La vicenda trae origine dal ricorso presentato da una donna, ammessa al gratuito patrocinio, avverso la sentenza con cui la Corte d’Appello della Capitale aveva dichiarato improcedibile il suo appello ex art. 348 c.p.c., ult. co., stante la sua mancata comparizione in prima udienza e in quella successiva e condannato la ricorrente al pagamento del doppio contributo unificato, nulla disponendo sulle spese del giudizio.

Ad avviso della ricorrente, infatti, detto provvedimento sarebbe risultato affetto da nullità in quanto il giudice dell’impugnazione:

  • non avrebbe tenuto in considerazione il deposito di istanza di estinzione del giudizio per rinuncia, a seguito di accordo raggiunto inter partes, avvenuto due giorni prima dell’udienza di discussione;
  • non avrebbe potuto in ogni caso condannare la ricorrente al pagamento di una somma pari a quella del contributo unificato, in quanto la stessa, essendo stata ammessa al gratuito patrocinio, non aveva versato il contributo unificato all’atto di iscrizione della causa.

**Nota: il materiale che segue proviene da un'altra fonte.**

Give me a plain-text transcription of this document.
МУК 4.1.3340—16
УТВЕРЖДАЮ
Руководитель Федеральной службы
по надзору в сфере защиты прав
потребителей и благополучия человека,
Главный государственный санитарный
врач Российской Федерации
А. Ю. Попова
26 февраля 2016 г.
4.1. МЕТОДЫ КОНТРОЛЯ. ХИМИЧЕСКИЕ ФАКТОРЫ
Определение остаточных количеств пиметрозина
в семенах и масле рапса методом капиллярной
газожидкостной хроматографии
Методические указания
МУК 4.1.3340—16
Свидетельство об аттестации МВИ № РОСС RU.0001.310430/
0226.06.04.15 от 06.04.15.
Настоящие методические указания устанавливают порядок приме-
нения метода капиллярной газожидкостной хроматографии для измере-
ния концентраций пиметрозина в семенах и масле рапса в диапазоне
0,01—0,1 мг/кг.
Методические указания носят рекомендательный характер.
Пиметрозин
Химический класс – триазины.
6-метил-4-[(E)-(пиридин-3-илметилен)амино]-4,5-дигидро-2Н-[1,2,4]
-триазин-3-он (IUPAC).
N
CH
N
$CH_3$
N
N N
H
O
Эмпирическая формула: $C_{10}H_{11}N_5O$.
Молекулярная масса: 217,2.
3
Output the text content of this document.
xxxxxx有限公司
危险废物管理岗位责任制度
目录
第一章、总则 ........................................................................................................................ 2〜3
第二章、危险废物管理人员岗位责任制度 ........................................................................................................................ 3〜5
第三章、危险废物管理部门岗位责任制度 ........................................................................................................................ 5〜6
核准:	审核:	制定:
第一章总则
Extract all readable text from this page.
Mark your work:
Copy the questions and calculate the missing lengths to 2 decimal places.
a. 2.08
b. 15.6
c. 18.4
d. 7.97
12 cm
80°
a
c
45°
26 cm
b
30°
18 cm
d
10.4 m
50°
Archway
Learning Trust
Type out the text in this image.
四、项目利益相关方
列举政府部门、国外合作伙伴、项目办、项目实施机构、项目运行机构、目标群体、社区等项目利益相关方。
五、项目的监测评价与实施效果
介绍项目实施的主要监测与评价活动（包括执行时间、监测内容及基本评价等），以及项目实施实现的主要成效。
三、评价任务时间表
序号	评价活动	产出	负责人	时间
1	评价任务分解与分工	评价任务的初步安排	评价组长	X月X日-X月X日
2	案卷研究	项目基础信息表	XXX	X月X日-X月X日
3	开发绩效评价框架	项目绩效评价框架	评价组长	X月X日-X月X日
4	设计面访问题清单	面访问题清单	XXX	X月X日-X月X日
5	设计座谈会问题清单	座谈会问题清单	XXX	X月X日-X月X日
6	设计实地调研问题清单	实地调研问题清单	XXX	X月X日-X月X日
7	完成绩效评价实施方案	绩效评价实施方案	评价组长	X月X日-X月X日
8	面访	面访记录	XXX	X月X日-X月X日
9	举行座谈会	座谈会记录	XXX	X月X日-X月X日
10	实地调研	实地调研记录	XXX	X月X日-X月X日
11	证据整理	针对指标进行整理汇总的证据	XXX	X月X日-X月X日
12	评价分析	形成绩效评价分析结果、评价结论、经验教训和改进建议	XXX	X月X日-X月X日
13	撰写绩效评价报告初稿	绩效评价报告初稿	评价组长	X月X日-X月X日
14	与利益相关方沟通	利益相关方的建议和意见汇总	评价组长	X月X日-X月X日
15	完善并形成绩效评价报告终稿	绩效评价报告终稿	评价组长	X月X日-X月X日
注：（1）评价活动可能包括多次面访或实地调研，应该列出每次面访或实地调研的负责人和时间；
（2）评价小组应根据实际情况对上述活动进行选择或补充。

Il ricorso viene trattato dalla Suprema Corte in Camera di Consiglio, con relazione da parte della dott.ssa Rubino, la quale:

  • rileva la correttezza dell’operato della Corte romana, che aveva giustamente dichiarato improcedibile l’appello, stante il deposito di “…una dichiarazione di rinuncia, priva dei requisiti formali di cui all’art. 306 c.p.c. ed in primo luogo della notifica alla controparte, in un momento, precedente all’udienza, in cui la controparte avrebbe potuto ancora costituirsi” e la mancata comparizione delle parti all’udienza di discussione e all’udienza di rinvio;
  • reputa invece illegittima la condanna della ricorrente al pagamento del doppio contributo unificato in quanto la stessa, essendo stata ammessa al gratuito patrocinio con conseguente prenotazione a debito del C.U., non potrebbe “…essere condannata, in caso di esito negativo della lite, al pagamento di una somma pari al contributo stesso”.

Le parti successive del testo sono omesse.